If the police say ‘You’re under arrest’ then you have to go with the police.  Stay calm and don’t argue or fight and don’t run away.  And always be polite and courteous to the police and anyone else that you encounter.

If you become aggressive or hostile it may work against you and if you lash out or become violent it could result in further charges being brought against you.

The very first thing you should do is to ask to make a phone call or ask the police officer to call someone on your behalf in order. Keep in mind you are typically only able to make one or a limited number of calls so make sure that you choose wisely whom you wish to contact.

Find out as much as possible about the case being alleged against you.  If you are informed regarding your matter you will also be able to provide clear and informed advice to your lawyer (if you decide to engage one) which will save you time and money in legal fees.

Information which you should request includes:

  • What exactly the police are alleging that you have done;
  • Will the police be charging you and what with;
  • Will they be granting you bail; and
  • Who is the officer in charge of your matter?

Getting Bail

You have the right to talk to a lawyer. You can ask the police to phone your lawyer on your behalf.

It is common for the police to request that you take part in a video recorded interview during which they will ask you a series of questions to help them determine whether to charge you.

It is very important to remember that you have the right to remain silent and you are not required to respond to their questions, other than to provide your name, address and date of birth.

We recommend that you do not participate in the interview unless you have a very good alibi and it is an obvious misunderstanding, such as you were interstate at the time of the alleged crime.

This interview is often used as a way for the police to strengthen their case and to determine whether there is enough evidence to charge you. Any admission that you make in this interview will be recorded and could potentially be used against you in court.

Your Legal Rights

The Police will decide if you will get bail. Bail means you can go home but the police might write down some ‘bail conditions’. Bail conditions are things you promise to do and or not to do. You have to stick to bail conditions or the police will arrest you again.  This can exacerbate your situation.

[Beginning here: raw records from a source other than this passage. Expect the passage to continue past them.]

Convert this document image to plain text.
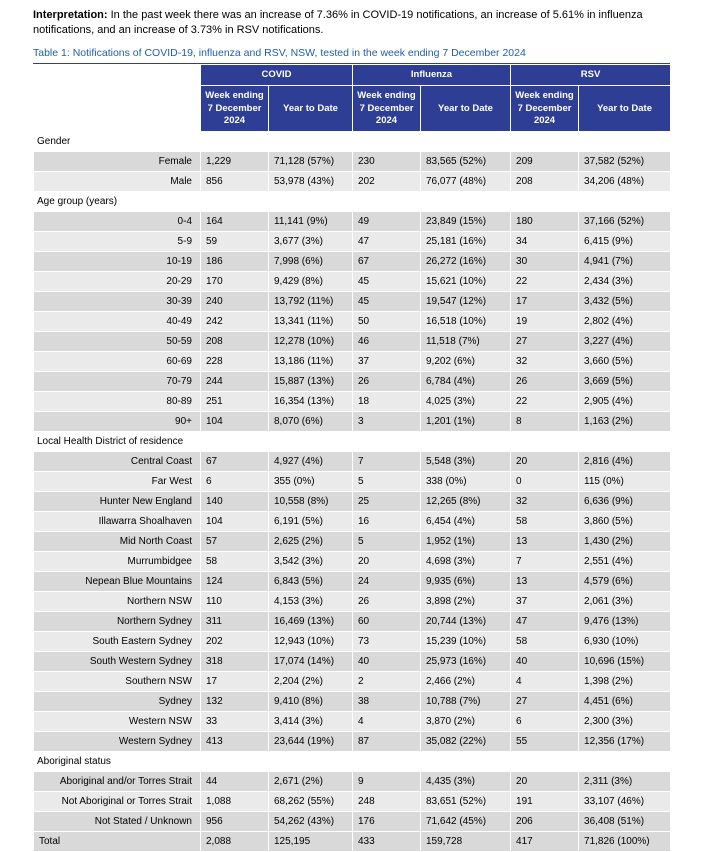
Interpretation: In the past week there was an increase of 7.36% in COVID-19 notifications, an increase of 5.61% in influenza notifications, and an increase of 3.73% in RSV notifications.

Table 1: Notifications of COVID-19, influenza and RSV, NSW, tested in the week ending 7 December 2024

	COVID		Influenza		RSV	
	Week ending 7 December 2024	Year to Date	Week ending 7 December 2024	Year to Date	Week ending 7 December 2024	Year to Date
Gender						
Female	1,229	71,128 (57%)	230	83,565 (52%)	209	37,582 (52%)
Male	856	53,978 (43%)	202	76,077 (48%)	208	34,206 (48%)
Age group (years)						
0-4	164	11,141 (9%)	49	23,849 (15%)	180	37,166 (52%)
5-9	59	3,677 (3%)	47	25,181 (16%)	34	6,415 (9%)
10-19	186	7,998 (6%)	67	26,272 (16%)	30	4,941 (7%)
20-29	170	9,429 (8%)	45	15,621 (10%)	22	2,434 (3%)
30-39	240	13,792 (11%)	45	19,547 (12%)	17	3,432 (5%)
40-49	242	13,341 (11%)	50	16,518 (10%)	19	2,802 (4%)
50-59	208	12,278 (10%)	46	11,518 (7%)	27	3,227 (4%)
60-69	228	13,186 (11%)	37	9,202 (6%)	32	3,660 (5%)
70-79	244	15,887 (13%)	26	6,784 (4%)	26	3,669 (5%)
80-89	251	16,354 (13%)	18	4,025 (3%)	22	2,905 (4%)
90+	104	8,070 (6%)	3	1,201 (1%)	8	1,163 (2%)
Local Health District of residence						
Central Coast	67	4,927 (4%)	7	5,548 (3%)	20	2,816 (4%)
Far West	6	355 (0%)	5	338 (0%)	0	115 (0%)
Hunter New England	140	10,558 (8%)	25	12,265 (8%)	32	6,636 (9%)
Illawarra Shoalhaven	104	6,191 (5%)	16	6,454 (4%)	58	3,860 (5%)
Mid North Coast	57	2,625 (2%)	5	1,952 (1%)	13	1,430 (2%)
Murrumbidgee	58	3,542 (3%)	20	4,698 (3%)	7	2,551 (4%)
Nepean Blue Mountains	124	6,843 (5%)	24	9,935 (6%)	13	4,579 (6%)
Northern NSW	110	4,153 (3%)	26	3,898 (2%)	37	2,061 (3%)
Northern Sydney	311	16,469 (13%)	60	20,744 (13%)	47	9,476 (13%)
South Eastern Sydney	202	12,943 (10%)	73	15,239 (10%)	58	6,930 (10%)
South Western Sydney	318	17,074 (14%)	40	25,973 (16%)	40	10,696 (15%)
Southern NSW	17	2,204 (2%)	2	2,466 (2%)	4	1,398 (2%)
Sydney	132	9,410 (8%)	38	10,788 (7%)	27	4,451 (6%)
Western NSW	33	3,414 (3%)	4	3,870 (2%)	6	2,300 (3%)
Western Sydney	413	23,644 (19%)	87	35,082 (22%)	55	12,356 (17%)
Aboriginal status						
Aboriginal and/or Torres Strait	44	2,671 (2%)	9	4,435 (3%)	20	2,311 (3%)
Not Aboriginal or Torres Strait	1,088	68,262 (55%)	248	83,651 (52%)	191	33,107 (46%)
Not Stated / Unknown	956	54,262 (43%)	176	71,642 (45%)	206	36,408 (51%)
Total	2,088	125,195	433	159,728	417	71,826 (100%)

If the police refuse to grant you bail, your lawyer can make an application to the court. In most cases, bail is granted by the court.

Seeking legal advice

Once you have been charged and released on bail it is important to seek legal advice on your matter. You should take as much information with you when you see your lawyer including:

  • The statement of material facts;
  • The prosecution notice;
  • A copy of your video recorded interview;
  • Anything else provided to you by the police; and
  • Anything else that may assist you in your matter.

Remember when speaking to your lawyer that you will be protected by client privilege.  Anything you say will be treated confidentially so ensure that you are completely honest with your lawyer.  This way you can get the best defence possible with no surprises halfway through a matter.

This fact sheet is for information only. It is recommended that you get legal advice about your situation.